アルコール依存症克服ガイド

アルコール依存症を治すただ一つの治療法

「百薬の長」という言葉があるように、
お酒は健康増進効果のあるものですし、
人間関係をスムーズにする効果があります。

 

しかし、度を越した飲酒は人生を破たんさせる危険性を秘めていることも事実。
仕事にプライベートに…と、なにかとストレスの多い現代社会では、
成人男性の2%(約50人に1人の割合ですね)が
アルコール依存症にかかっていると言われています。

 

アルコール依存症の治療法として最も有効な手段は、断酒。
つまり、酒を止めるということですね!

 

一見、「なぁんだ、そんな簡単なことなの」って思われるかもしれませんが、
それが難しいからこそ
「アルコール依存症は完治が困難な病」と言われているのです。

 

そもそも、アルコール依存症は、
自分の意思で飲酒量をコントロールできないことが問題の病気。
“自分の意思で酒を飲まないようにする”という、
一見簡単そうに見えて実は非常に難しいゴールに向かって
治療を進めていくことになります。

アルコール依存症を治す薬はない

アルコール依存症は、
ウィルスのような病原体が原因で起こる病気ではありません。

 

もちろん、アルコールの影響で
肝臓やその他の内臓に何らかの機能不全が生じているケースも多いですが、
基本的にはあくまでも脳と心の問題。

 

本人の、「酒を飲みたい」という渇望をどうにかしない限り、
根本的な解決にはなりません。
そのため、アルコール依存症の治療にテキメンな治療薬は存在しません。

 

もっというと、
「完全かつ確実にアルコール依存症を治すことができる」
という治療法も確立されていないのです。

 

もっとも、海外では
「アルコール依存症の治療に有効な経口薬」も開発されているようですが、
それも実際にはそこまで効果のあるものではなかったのだとか。
本当にアルコール依存症に効く薬なら、
アルコールに悩む人も家族も増えるハズがありません。

 

とにかく、アルコールを断つことが一番の治療法なのです。

酒を断つのは難しい。

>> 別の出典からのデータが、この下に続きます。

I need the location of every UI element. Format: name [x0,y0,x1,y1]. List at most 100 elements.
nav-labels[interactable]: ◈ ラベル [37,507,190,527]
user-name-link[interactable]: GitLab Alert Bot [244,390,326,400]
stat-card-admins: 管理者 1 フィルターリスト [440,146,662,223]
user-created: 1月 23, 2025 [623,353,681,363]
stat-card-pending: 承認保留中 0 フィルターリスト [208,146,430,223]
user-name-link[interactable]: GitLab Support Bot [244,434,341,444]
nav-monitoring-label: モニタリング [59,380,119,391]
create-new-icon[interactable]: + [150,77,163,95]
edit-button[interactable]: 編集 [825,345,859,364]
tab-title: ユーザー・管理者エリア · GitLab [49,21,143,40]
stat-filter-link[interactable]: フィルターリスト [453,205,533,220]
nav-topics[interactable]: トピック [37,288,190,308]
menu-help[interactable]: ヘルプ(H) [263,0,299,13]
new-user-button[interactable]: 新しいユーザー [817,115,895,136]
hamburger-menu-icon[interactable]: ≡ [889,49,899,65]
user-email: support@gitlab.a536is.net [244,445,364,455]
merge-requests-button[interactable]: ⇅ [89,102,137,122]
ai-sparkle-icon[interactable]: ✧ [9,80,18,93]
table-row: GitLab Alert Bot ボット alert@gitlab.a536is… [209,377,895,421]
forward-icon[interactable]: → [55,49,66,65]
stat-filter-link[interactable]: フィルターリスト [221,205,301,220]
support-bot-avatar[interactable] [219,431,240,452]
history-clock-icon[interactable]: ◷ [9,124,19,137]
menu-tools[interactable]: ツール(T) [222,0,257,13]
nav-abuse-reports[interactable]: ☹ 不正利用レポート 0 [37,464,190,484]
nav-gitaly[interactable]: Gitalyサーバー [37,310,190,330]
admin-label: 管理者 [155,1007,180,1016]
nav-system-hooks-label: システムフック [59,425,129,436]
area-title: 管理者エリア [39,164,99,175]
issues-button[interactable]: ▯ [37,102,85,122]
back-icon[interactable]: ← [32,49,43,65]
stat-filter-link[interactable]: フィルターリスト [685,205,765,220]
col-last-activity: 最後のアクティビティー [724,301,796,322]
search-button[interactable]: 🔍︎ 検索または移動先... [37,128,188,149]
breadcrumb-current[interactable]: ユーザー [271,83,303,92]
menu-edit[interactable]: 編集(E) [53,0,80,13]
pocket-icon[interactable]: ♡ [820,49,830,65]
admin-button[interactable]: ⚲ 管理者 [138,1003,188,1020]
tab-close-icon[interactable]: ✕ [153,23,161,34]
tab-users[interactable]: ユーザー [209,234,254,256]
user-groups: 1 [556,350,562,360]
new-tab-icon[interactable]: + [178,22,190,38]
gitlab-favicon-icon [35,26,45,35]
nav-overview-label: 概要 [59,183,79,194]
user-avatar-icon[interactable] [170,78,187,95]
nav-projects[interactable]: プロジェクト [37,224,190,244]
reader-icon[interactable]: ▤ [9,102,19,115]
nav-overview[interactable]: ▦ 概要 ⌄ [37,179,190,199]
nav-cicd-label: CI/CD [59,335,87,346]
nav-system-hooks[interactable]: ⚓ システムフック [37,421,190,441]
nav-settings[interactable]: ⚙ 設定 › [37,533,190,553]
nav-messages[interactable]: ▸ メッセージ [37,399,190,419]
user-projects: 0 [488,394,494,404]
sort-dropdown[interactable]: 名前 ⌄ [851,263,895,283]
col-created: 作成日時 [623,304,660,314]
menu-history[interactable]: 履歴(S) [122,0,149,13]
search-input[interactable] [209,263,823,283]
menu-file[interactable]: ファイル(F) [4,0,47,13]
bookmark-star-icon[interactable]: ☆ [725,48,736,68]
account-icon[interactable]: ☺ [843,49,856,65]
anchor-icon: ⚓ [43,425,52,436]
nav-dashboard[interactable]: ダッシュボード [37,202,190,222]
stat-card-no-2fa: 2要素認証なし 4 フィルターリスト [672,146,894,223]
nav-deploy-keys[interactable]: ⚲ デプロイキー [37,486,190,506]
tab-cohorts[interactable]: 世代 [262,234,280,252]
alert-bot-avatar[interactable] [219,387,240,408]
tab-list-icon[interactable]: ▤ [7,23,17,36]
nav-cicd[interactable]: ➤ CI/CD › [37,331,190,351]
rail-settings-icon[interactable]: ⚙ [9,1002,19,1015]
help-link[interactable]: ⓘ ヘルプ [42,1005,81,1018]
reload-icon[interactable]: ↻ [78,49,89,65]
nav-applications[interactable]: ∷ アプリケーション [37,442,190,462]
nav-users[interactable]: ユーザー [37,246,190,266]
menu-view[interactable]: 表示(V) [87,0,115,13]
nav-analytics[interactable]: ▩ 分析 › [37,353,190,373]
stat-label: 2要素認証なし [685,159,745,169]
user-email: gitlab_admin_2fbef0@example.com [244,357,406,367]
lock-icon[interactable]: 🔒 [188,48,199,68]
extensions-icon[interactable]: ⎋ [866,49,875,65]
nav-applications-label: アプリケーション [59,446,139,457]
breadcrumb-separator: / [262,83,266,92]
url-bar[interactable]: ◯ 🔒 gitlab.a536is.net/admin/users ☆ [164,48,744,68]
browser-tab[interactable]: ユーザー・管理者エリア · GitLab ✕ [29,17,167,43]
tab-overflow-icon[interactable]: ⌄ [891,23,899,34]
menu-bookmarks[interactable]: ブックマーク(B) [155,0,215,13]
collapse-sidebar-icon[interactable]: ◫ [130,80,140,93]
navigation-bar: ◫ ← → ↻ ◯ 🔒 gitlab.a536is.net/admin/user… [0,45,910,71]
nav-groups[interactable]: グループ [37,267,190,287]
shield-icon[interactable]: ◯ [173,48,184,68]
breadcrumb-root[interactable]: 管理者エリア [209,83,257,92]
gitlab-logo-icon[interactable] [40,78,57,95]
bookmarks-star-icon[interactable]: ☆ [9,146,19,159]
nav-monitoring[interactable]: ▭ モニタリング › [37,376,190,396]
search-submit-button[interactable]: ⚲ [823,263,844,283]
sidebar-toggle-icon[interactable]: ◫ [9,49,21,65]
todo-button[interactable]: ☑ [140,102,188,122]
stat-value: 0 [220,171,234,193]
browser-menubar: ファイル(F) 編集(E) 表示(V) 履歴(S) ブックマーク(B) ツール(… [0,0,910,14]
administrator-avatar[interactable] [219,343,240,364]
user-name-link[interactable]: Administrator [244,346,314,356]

ゆえに治療も難しい!!

どんなに効果的な治療法であるとはいえ、
「それじゃあ、今日から断酒してください」と言われて
すんなり実行できるアルコール依存症患者はいませんよね(笑)。

 

酒に依存しているわけですから、
自力でお酒を断つのは並大抵のことではありません。
やはり、どうしても専門医の力が必要になります。

 

専門的には、
抗酒剤を使ってアルコールを受け付けないような体の状態を作ったり、
断酒会など自助グループに入ってお互いに励まし合いながら酒を絶つ…
といった治療法が取られているのだとか。

 

しかし、いったんは断酒できても、ほんの少しアルコールを口にすると
たちどころに以前の状態に戻ってしまうケースがほとんどだといいます。
断酒に成功する人は、2割ぐらいに留まるというデータもあります。

 

こんな状態にならないためにも、
初期症状のうちに対策をとることが大切です。

 

例えば、二日酔いするほど飲まないこと!
コップ一杯のビールを分解するには1 時間、
日本酒1 合なら3時間かかりますので、
翌朝6時までに体からアルコールを抜いておけるよう
計算しながら飲むことが必要です。

 

【例外】
※アルコールの分解能力には個人差がありますので、
過去の経験から限界量を割り出して飲むようにしましょう。

 

※肝臓障害を起こしている人は、
ガンマ・GTP(肝臓の機能を表す数字)の値にも注目しましょう。
まずはこの数値が正常になるまで、お酒を絶つことが理想です。
これができないようだと、
すでにアルコール依存症が進行している可能性があります。